This is the book I planned to re-read and review a month or so back for the FFB '50s Extravaganza. Due to brain fade, that didn't happen. But the book remained on my desk, eyeing me accusingly, until I broke down and picked it up.
William Campbell Gault is a special name for me. He was the first contemporary author who made me want to hunt down and read all of his books. This was back in my grade school days, and the books had titles like Dirt Track Summer and Mr. Quarterback. At the time, I had no idea he was also writing adult mysteries. If I had, I probably would have been reading Brock Callahan and Joe Puma books (instead of Mike Hammer) - when I was ten.
Ring Around Rosa (1955) introduces Callahan, an L.A. Rams lineman turned private eye. Sadly, the book is better known by its silly and inappropriate paperback title, Murder in the Raw. Jeez, I enjoy a lewd title as much as anyone, but this one is inappropriate because no one is murdered in the raw. That's false advertising.
Anyway, Brock Callahan figures he still has a couple of years left in football, but his knee has been bothering him, so he decides it's time for a new career. Because he'd spent three years in the O.S.S. during the war, and his father was a cop, he decides he's cut out to be a private detective. And since he has a lot of fans and friends in L.A., many of whom are cops, he figures Beverly Hills is the place to start. The events in Ring Around Rosa give him plenty of reasons to doubt both decisions.
Well, Brock Callahan is on the receiving end of that adversarial relationship, but can't seem to dish it out. The police are arrogant, condescending, secretive and suspicious of him, but when they demand to know who his clients are, he spills his guts, not batting an eye when they get the third degree. When witnesses tell him secrets they withheld from the police, he rats them out as fast as he can, regardless of consequences. And astonishingly, none of them seem to bear a grudge for this betrayal. Maybe this is how real people act (at least some of them), but it's not what we expect in detective stories.
Other characters tell Callahan he's too naive for the job, and they're right. Over the course of the book he does wise up a little, but never enough. The cops keep dissing him, and he keeps taking it. Maybe that was Gault's intent - to keep the readers coming back to find out if he ever pulls his head out. In any case, the readers did keep coming back. Brock Callahan rolled on into thirteen more books, the last published in 1992.

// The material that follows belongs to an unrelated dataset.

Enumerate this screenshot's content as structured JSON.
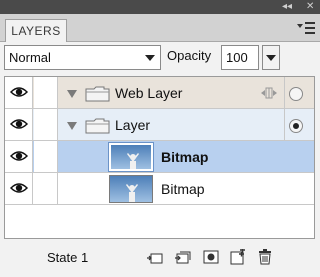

Does Callahan ever grow into a true hardboiled dick, or is he doomed to remain a dimwitted (but somewhat realistic) boy scout? Looks like I'll have to re-read more of the series to find out. Next up in Day of the Ram. I'll keep you posted.
6 comments:
I really enjoyed this series. Haven't reread any of the books, but I should. Gault was quite a guy.
One of my favorite PI series. I love Gault's Joe Puma series, but IMO the Brock "The Rock" Callahan ones were better. (the writing is superior) "The Convertible Hearse" is a classic.
I started reading William Campbell Gault's Young Adult novels as a kid. Years later, I discovered Gault's PI novels. WCG is a very underrated writer.
A couple summers back I decided to catch up on my 1950's detective reading and dug into both Gault's Brock the Rock and Talmage Powell's Ed Rivers series.
I read a couple by Gault, but Powell's books pulled me in. Ed Rivers pushed Brock the Rock aside, and I had to read all five books about the character.
I need to go back to Gault's stuff and give it another chance.
John Hocking
Never heard of Ed Rivers. Until now. Pretty sure I have a couple of unread Talmage Powell books, and I know I have some pulp stories. Did Ed appear in the pulps?
I believe Ed Rivers showed up once, in a short story, in Black Mask in the 40’s, but that was a kind of prototype of the character.
The novels, which appeared mostly in the early sixties, are more satisfying.
The Killer Is Mine (1959)
The Girl's Number Doesn't Answer (1960)
With a Madman Behind Me (1961)
Start Screaming Murder (1962)
Corpus Delectable (1964)
All of these books are good, though the first three are probably a wee bit better than the last two. Powell brings solid plotting, quick bursts of action, rich sense of place, and (this is important) an exceptionally strong first person narration. Rivers voice is sincere and has a seemingly easy-going way of describing people, places and things with casual, but sharply lucid, clarity.
If you haven’t read the Ed Rivers books I'd suggest you check them out. I think Powell is one of the most underrated detective fiction authors of all.